Tandis que Pierre marchait auprès de Jésus, il s'aperçut que Jean les suivait. Il eut le désir de savoir ce que l'avenir réservait à cet autre disciple, et il dit à Jésus: "Et celui-ci, Seigneur, que lui arrivera-t-il? Jésus lui dit: Si je veux qu'il demeure jusqu'à ce que je vienne, que t'importe? Toi, suis-moi." Pierre aurait dû penser que le Seigneur lui révélait ce qui lui était le plus utile. C'est le devoir de chacun de suivre le Christ, sans s'inquiéter de la tâche assignée à d'autres. En disant, à propos de Jean: "Si je veux qu'il demeure jusqu'à ce que je vienne", le Seigneur ne s'engageait nullement à le maintenir en vie jusqu'à son retour. Il ne faisait qu'affirmer sa puissance suprême, et remarquer que même s'il lui avait plu d'agir ainsi, cela ne regardait Pierre en aucune façon. L'avenir de Jean et de Pierre était entre les mains du Seigneur. L'un et l'autre n'avaient qu'à le suivre, avec obéissance.

Combien de personnes ressemblent à Pierre aujourd'hui! Elles s'occupent tellement des affaires et des devoirs d'autrui, qu'elles en négligent leur propre devoir. Notre tâche consiste à regarder au Christ et à le suivre. Nous apercevons des fautes et des défauts de caractère chez nos voisins car l'humanité est pleine d'infirmités. Mais nous trouverons la perfection en Christ; c'est en le contemplant que nous serons transformés.
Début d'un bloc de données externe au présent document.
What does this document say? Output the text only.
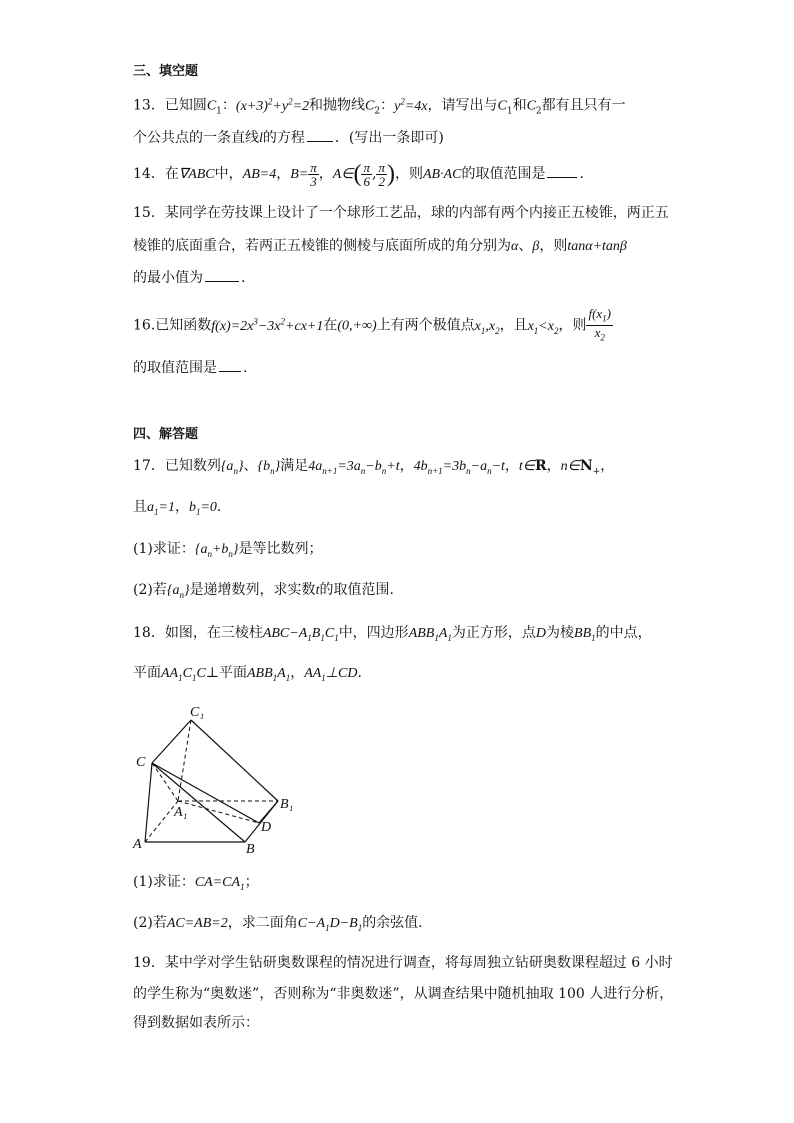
三、填空题
13．已知圆$C_1$：$(x+3)^2+y^2=2$和抛物线$C_2$：$y^2=4x$，请写出与$C_1$和$C_2$都有且只有一
个公共点的一条直线l的方程 ．(写出一条即可)
14．在∇ABC中，AB=4，$B= \frac{\pi}{3}$ ，A∈( $\frac{\pi}{6}$ , $\frac{\pi}{2}$ )，则AB·AC的取值范围是 .
15．某同学在劳技课上设计了一个球形工艺品，球的内部有两个内接正五棱锥，两正五
棱锥的底面重合，若两正五棱锥的侧棱与底面所成的角分别为α、β，则tanα+tanβ
的最小值为	.
16.已知函数$f(x)=2x^3-3x^2+cx+1$在(0,+∞)上有两个极值点$x_1,x_2$，且$x_1<x_2$，则 $\frac{f(x_1)}{x_2}$
的取值范围是 .
四、解答题
17．已知数列$\{a_n\}$、$\{b_n\}$满足$4a_{n+1}=3a_n-b_n+t$，$4b_{n+1}=3b_n-a_n-t$，t∈R，$n\in N_+$，
且$a_1=1$，$b_1=0$.
(1)求证：$\{a_n+b_n\}$是等比数列；
(2)若$\{a_n\}$是递增数列，求实数t的取值范围.
18．如图，在三棱柱$ABC-A_1B_1C_1$中，四边形$ABB_1A_1$为正方形，点D为棱$BB_1$的中点，
平面$AA_1C_1C\perp$平面$ABB_1A_1$，$AA_1\perp CD$.
C₁
C
A₁
B₁
D
A	B
(1)求证：$CA=CA_1$；
(2)若AC=AB=2，求二面角$C-A_1D-B_1$的余弦值.
19．某中学对学生钻研奥数课程的情况进行调查，将每周独立钻研奥数课程超过 6 小时
的学生称为“奥数迷”，否则称为“非奥数迷”，从调查结果中随机抽取 100 人进行分析，
得到数据如表所示：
Jean parvint à un âge très avancé. Il assista à la destruction de Jérusalem, et vit la ruine de son temple majestueux, — symbole de la ruine finale du monde. Jusqu'à ses derniers jours Jean suivit de près le Seigneur. Il ne cessa pas d'adresser aux églises cette recommandation pressante: "Bien-aimés, aimons-nous les uns les autres. ... Celui qui demeure dans l'amour demeure en Dieu, et Dieu demeure en lui."
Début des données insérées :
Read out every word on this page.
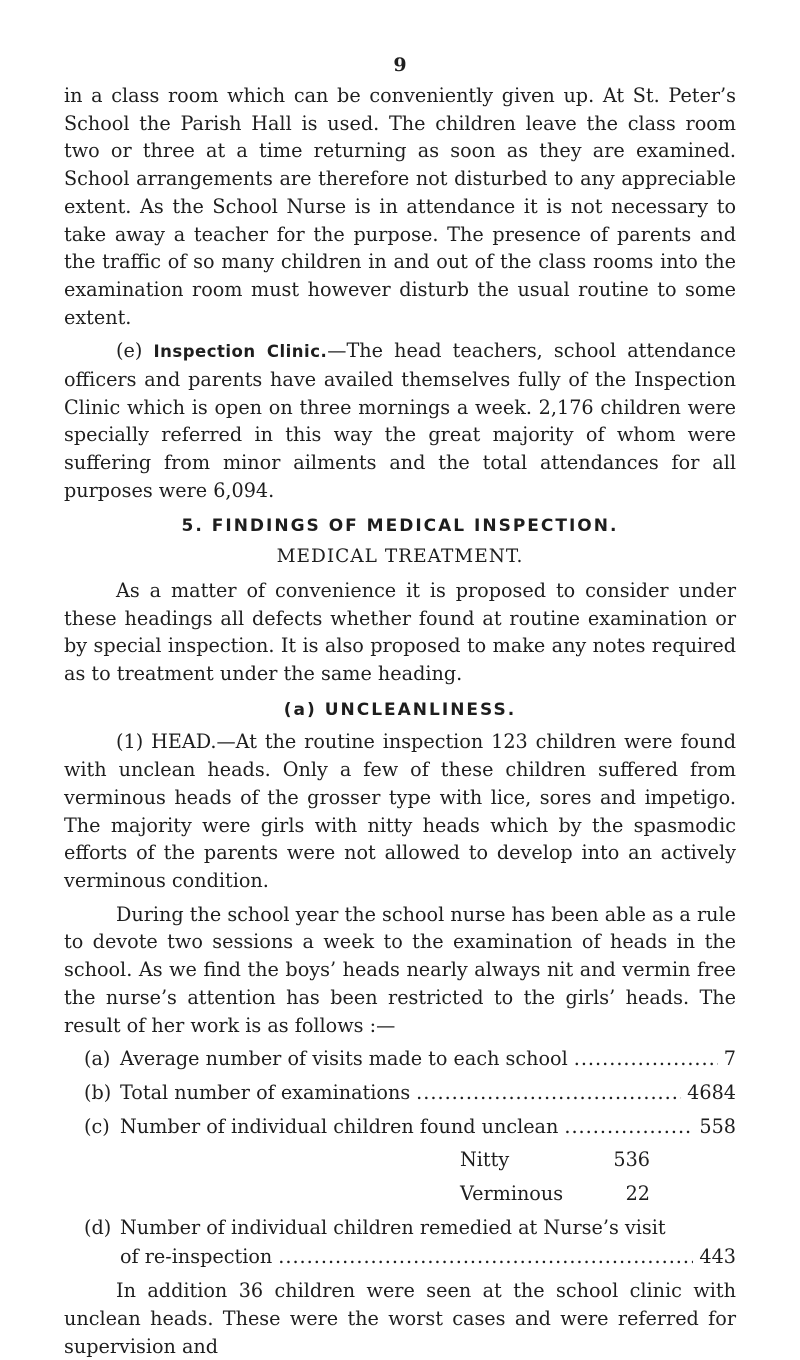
9

in a class room which can be conveniently given up. At St. Peter’s School the Parish Hall is used. The children leave the class room two or three at a time returning as soon as they are examined. School arrangements are therefore not disturbed to any appreciable extent. As the School Nurse is in attendance it is not necessary to take away a teacher for the purpose. The presence of parents and the traffic of so many children in and out of the class rooms into the examination room must however disturb the usual routine to some extent.

(e) Inspection Clinic.—The head teachers, school attendance officers and parents have availed themselves fully of the Inspection Clinic which is open on three mornings a week. 2,176 children were specially referred in this way the great majority of whom were suffering from minor ailments and the total attendances for all purposes were 6,094.

5. FINDINGS OF MEDICAL INSPECTION.
MEDICAL TREATMENT.

As a matter of convenience it is proposed to consider under these headings all defects whether found at routine examination or by special inspection. It is also proposed to make any notes required as to treatment under the same heading.

(a) UNCLEANLINESS.

(1) HEAD.—At the routine inspection 123 children were found with unclean heads. Only a few of these children suffered from verminous heads of the grosser type with lice, sores and impetigo. The majority were girls with nitty heads which by the spasmodic efforts of the parents were not allowed to develop into an actively verminous condition.

During the school year the school nurse has been able as a rule to devote two sessions a week to the examination of heads in the school. As we find the boys’ heads nearly always nit and vermin free the nurse’s attention has been restricted to the girls’ heads. The result of her work is as follows :—

(a) Average number of visits made to each school .....	7
(b) Total number of examinations .....	4684
(c) Number of individual children found unclean .....	558
Nitty	536
Verminous	22
(d) Number of individual children remedied at Nurse’s visit
of re-inspection .....	443

In addition 36 children were seen at the school clinic with unclean heads. These were the worst cases and were referred for supervision and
Pierre fut réintégré dans l'apostolat, mais les honneurs et l'autorité qui lui ont été conférés par le Christ ne lui ont pas donné la suprématie sur ses frères. C'est ce qui ressort de la réponse du Christ à la question de Pierre: "Et celui-ci, que lui arrivera-t-il?" Jésus répond: "Que t'importe? Toi, suis-moi." Pierre n'a pas été placé à la tête de l'Eglise. La faveur que le Christ lui a témoignée en lui pardonnant sa défection, et en le chargeant de paître son troupeau, ainsi que la fidélité avec laquelle Pierre a suivi le Christ, lui ont gagné la confiance de ses frères. Grande était son influence dans l'Eglise. Mais Pierre n'oublia jamais l'enseignement que le Christ lui avait donné, près de la mer de Galilée. Ecrivant aux églises sous la direction du Saint-Esprit, il leur dit:

"J'exhorte donc les anciens qui sont parmi vous, moi, ancien comme eux, témoin des souffrances du Christ et participant à la gloire qui doit être révélée: Faites paître le troupeau de Dieu qui est parmi vous, non par contrainte, mais de bon gré selon Dieu; ni pour un gain sordide, mais avec cordialité; non en tyrannisant ceux qui vous sont échus en partage, mais en devenant les modèles du troupeau; et, lorsque le souverain pasteur paraîtra, vous remporterez la couronne incorruptible de la gloire."